For the second iteration we didn't do that many changes in the 3D design. The button orientation has been overhauled. This time we sat down and actually tried to find good positions using measurements on our hands. Also the Pi Pico is no longer mounted in the bottom shell, therefore removing the need of long cables to be able to disassemble the device.
One useful aspect of the PMW3360 lens assembly are the two mounting posts. They can be heated to firmly keep them in place.
Recommendation: The lens can be permanently secured to the chip package by melting the lens’ guide posts over the chip with heat staking process. Please refer to the application note PMS0122‐LM19‐LSI‐AN for more details.
Instead of the official (confidential 🙄) method I recommend simply heating a screw or other piece of metal for 5 seconds with a lighter, then pressing it lightly on the post. Make sure everything is clean and the kapton tape removed between sensor and lens. You can see the before and after in the pictures below.
Apart from that nothing much has changed. The heat melt inserts are still super-glued in place.
And I used the same rubber mat for the underside. It works good enough that I didn't yet bother with a replacement.
I have been using these Trackballs for about six weeks at the time of this writing. From a software and electronics perspective they work absolutely fine. No disconnects, jumping cursor or any strange behaviour was observable. So I'm very happy with that.
Ufortunately using them is also quite literally painful. They don't score high in terms of ergonomics, at all. The second version, with some more thought put into the placement and orientation of the switches, is an improvement, but there's still a long way to go.
But using a device each day that I've built completely myself, from the grounds up in pretty much all aspects, brings me a lot of joy. I highly recommend it.
The Trackball is licensed under the GNU General Public License.

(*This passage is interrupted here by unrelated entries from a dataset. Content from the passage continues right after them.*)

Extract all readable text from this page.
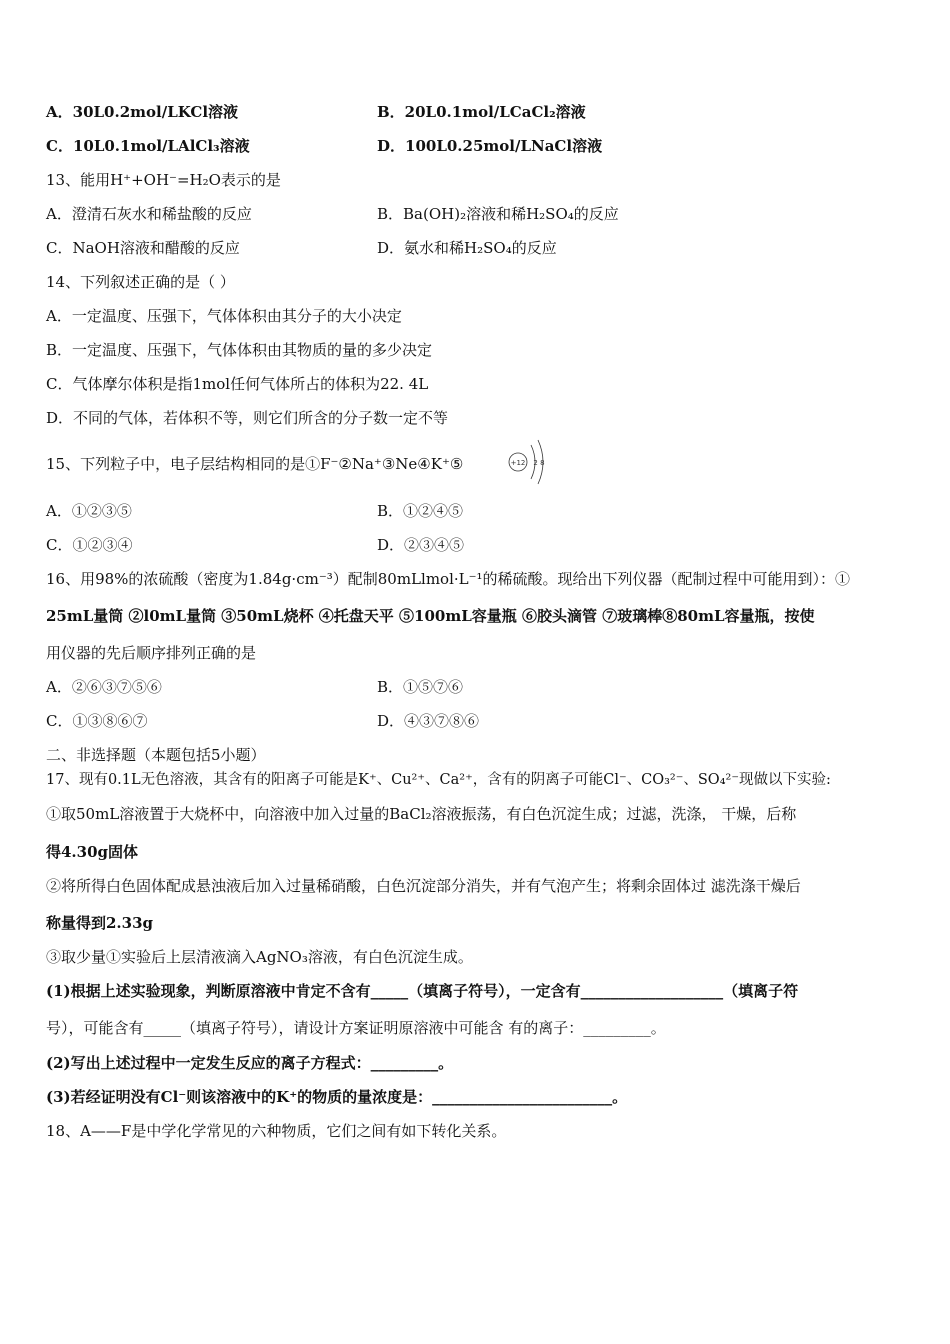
A．30L0.2mol/LKCl溶液	B．20L0.1mol/LCaCl₂溶液
C．10L0.1mol/LAlCl₃溶液	D．100L0.25mol/LNaCl溶液
13、能用H⁺+OH⁻=H₂O表示的是
A．澄清石灰水和稀盐酸的反应	B．Ba(OH)₂溶液和稀H₂SO₄的反应
C．NaOH溶液和醋酸的反应	D．氨水和稀H₂SO₄的反应
14、下列叙述正确的是（ ）
A．一定温度、压强下，气体体积由其分子的大小决定
B．一定温度、压强下，气体体积由其物质的量的多少决定
C．气体摩尔体积是指1mol任何气体所占的体积为22. 4L
D．不同的气体，若体积不等，则它们所含的分子数一定不等
15、下列粒子中，电子层结构相同的是①F⁻②Na⁺③Ne④K⁺⑤	+12 2 8
A．①②③⑤	B．①②④⑤
C．①②③④	D．②③④⑤
16、用98%的浓硫酸（密度为1.84g·cm⁻³）配制80mLlmol·L⁻¹的稀硫酸。现给出下列仪器（配制过程中可能用到）：①
25mL量筒 ②l0mL量筒 ③50mL烧杯 ④托盘天平 ⑤100mL容量瓶 ⑥胶头滴管 ⑦玻璃棒⑧80mL容量瓶，按使
用仪器的先后顺序排列正确的是
A．②⑥③⑦⑤⑥	B．①⑤⑦⑥
C．①③⑧⑥⑦	D．④③⑦⑧⑥
二、非选择题（本题包括5小题）
17、现有0.1L无色溶液，其含有的阳离子可能是K⁺、Cu²⁺、Ca²⁺，含有的阴离子可能Cl⁻、CO₃²⁻、SO₄²⁻现做以下实验:
①取50mL溶液置于大烧杯中，向溶液中加入过量的BaCl₂溶液振荡，有白色沉淀生成；过滤，洗涤， 干燥，后称
得4.30g固体
②将所得白色固体配成悬浊液后加入过量稀硝酸，白色沉淀部分消失，并有气泡产生；将剩余固体过 滤洗涤干燥后
称量得到2.33g
③取少量①实验后上层清液滴入AgNO₃溶液，有白色沉淀生成。
(1)根据上述实验现象，判断原溶液中肯定不含有_____（填离子符号），一定含有___________________（填离子符
号），可能含有_____（填离子符号），请设计方案证明原溶液中可能含 有的离子：_________。
(2)写出上述过程中一定发生反应的离子方程式：_________。
(3)若经证明没有Cl⁻则该溶液中的K⁺的物质的量浓度是：________________________。
18、A——F是中学化学常见的六种物质，它们之间有如下转化关系。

This program is free software: you can redistribute it and/or modify
it under the terms of the GNU General Public License as published by
the Free Software Foundation, either version 3 of the License, or
(at your option) any later version.
This program is distributed in the hope that it will be useful,
but WITHOUT ANY WARRANTY; without even the implied warranty of
MERCHANTABILITY or FITNESS FOR A PARTICULAR PURPOSE. See the
GNU General Public License for more details.